While it is advisable to create a long term care plan five years in advance of needing the care, what happens if you experience a medical crisis that requires long term care yet haven’t done any planning? Your first thought may be that it is too late to do anything, but don’t despair, whether you have five years or five days, there are many last minute planning techniques that are available.
A common misconception about long term care costs and getting Medicaid coverage is that you need to plan five years in advance to protect your assets. While that statement is generally true to protect all of your assets, there are several other options for those who have not planned outside of the five year “look-back” period to protect a majority of their assets.
Here are some considerations for saving assets while getting Medicaid in a Nursing Home:
- If you need nursing home care, and you are married, you can transfer assets to your spouse without a penalty. Your spouse who stays living at home (also called a “community spouse”) may retain assets of up to $120,900 and you can still qualify for Medicaid.
- If your spouse has assets in excess of $120,900, your spouse can sign a “spousal refusal” which says that your spouse cannot use these assets to pay for the nursing home, as they are needed for the spouse’s own care. You will still qualify for Medicaid.

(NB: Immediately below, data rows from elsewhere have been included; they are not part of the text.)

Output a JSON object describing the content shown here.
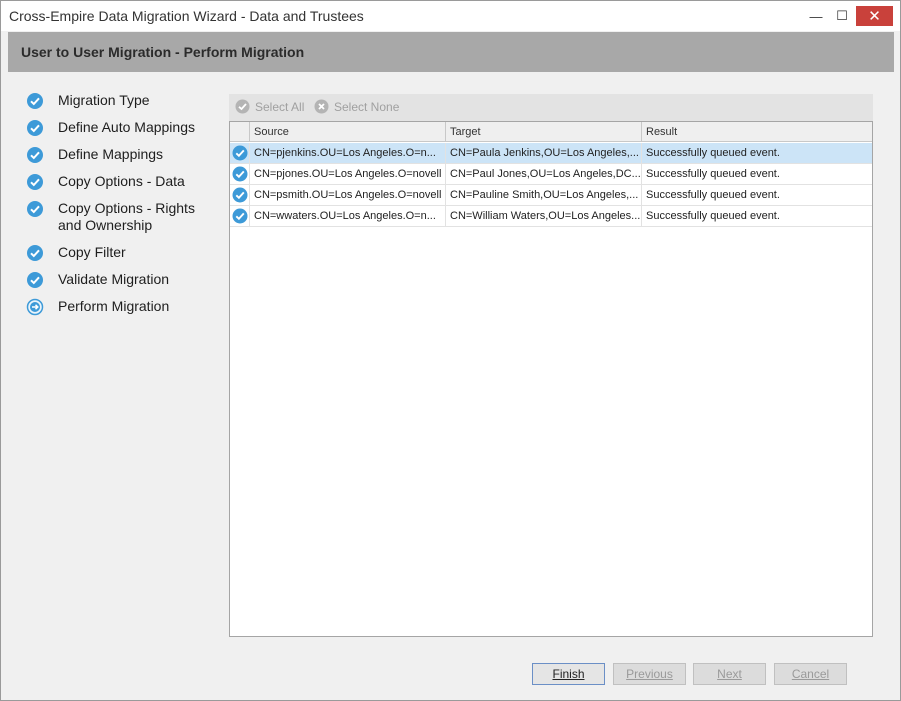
{
  "window": {
    "title": "Cross-Empire Data Migration Wizard  -  Data and Trustees",
    "controls": {
      "minimize": "—",
      "maximize": "☐",
      "close": "✕"
    }
  },
  "header": {
    "title": "User to User Migration  -  Perform Migration"
  },
  "steps": [
    {
      "label": "Migration Type",
      "status": "complete"
    },
    {
      "label": "Define Auto Mappings",
      "status": "complete"
    },
    {
      "label": "Define Mappings",
      "status": "complete"
    },
    {
      "label": "Copy Options - Data",
      "status": "complete"
    },
    {
      "label": "Copy Options - Rights and Ownership",
      "status": "complete"
    },
    {
      "label": "Copy Filter",
      "status": "complete"
    },
    {
      "label": "Validate Migration",
      "status": "complete"
    },
    {
      "label": "Perform Migration",
      "status": "current"
    }
  ],
  "toolbar": {
    "select_all": "Select All",
    "select_none": "Select None"
  },
  "grid": {
    "columns": [
      "Source",
      "Target",
      "Result"
    ],
    "rows": [
      {
        "source": "CN=pjenkins.OU=Los Angeles.O=n...",
        "target": "CN=Paula Jenkins,OU=Los Angeles,...",
        "result": "Successfully queued event."
      },
      {
        "source": "CN=pjones.OU=Los Angeles.O=novell",
        "target": "CN=Paul Jones,OU=Los Angeles,DC...",
        "result": "Successfully queued event."
      },
      {
        "source": "CN=psmith.OU=Los Angeles.O=novell",
        "target": "CN=Pauline Smith,OU=Los Angeles,...",
        "result": "Successfully queued event."
      },
      {
        "source": "CN=wwaters.OU=Los Angeles.O=n...",
        "target": "CN=William Waters,OU=Los Angeles...",
        "result": "Successfully queued event."
      }
    ],
    "selected_row": 0
  },
  "footer": {
    "finish": "Finish",
    "previous": "Previous",
    "next": "Next",
    "cancel": "Cancel"
  },
  "colors": {
    "accent": "#3d9ad8",
    "header_band": "#a8a8a8",
    "selected_row": "#cce4f7",
    "close_button": "#c9413b"
  }
}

- If you have a disabled child, you may transfer assets to the disabled child without a penalty.
- If your adult child has been living in your home and taking care of you for the past two years, you may transfer the house to the caregiver child without a penalty.
- If you have assets in excess of the amount needed to qualify for Medicaid (currently $14,850) you may still protect about 1/2 of these assets by gifting 1/2 of these assets (to your children for example) and entering into a Promissory Note with your children for the remaining 1/2 of the assets. The monthly payments made to you when the children repay the Promissory Note will be used to pay the nursing home during any penalty period until you qualify for Medicaid.
These are all techniques that help you qualify for Medicaid to pay for nursing home care. But, let’s face it, the majority of people don’t want to go to a nursing home and would rather receive care at home. What if you could receive care at home, have it paid for by Medicaid, and you don’t have to wait 5 years to qualify? Sound too good to be true? Well it’s not. There is an option in New York to receive Community Medicaid which pays for your long term care needs at home.
You need to qualify financially for Community Medicaid just like you do for Medicaid for nursing home care (called Chronic Care Medicaid). However, because there is no look-back period, you do not have to wait five years to qualify for Community Medicaid. We often will recommend that you transfer your assets to a Medicaid trust and then apply for Community Medicaid the following month which serves to simultaneously qualify you for Community Medicaid while also starting the five-year clock to protect your assets for Chronic Care Medicaid.
Community Medicaid pays for many types of services for you at home: home health care aides, transportation to medical appointments, adult daycare, even paying friends and family members to take care of you through a program called the Consumer Directed Program. Community Medicaid is a great option for many people, and allows one to maintain their independence and dignity while still living at home.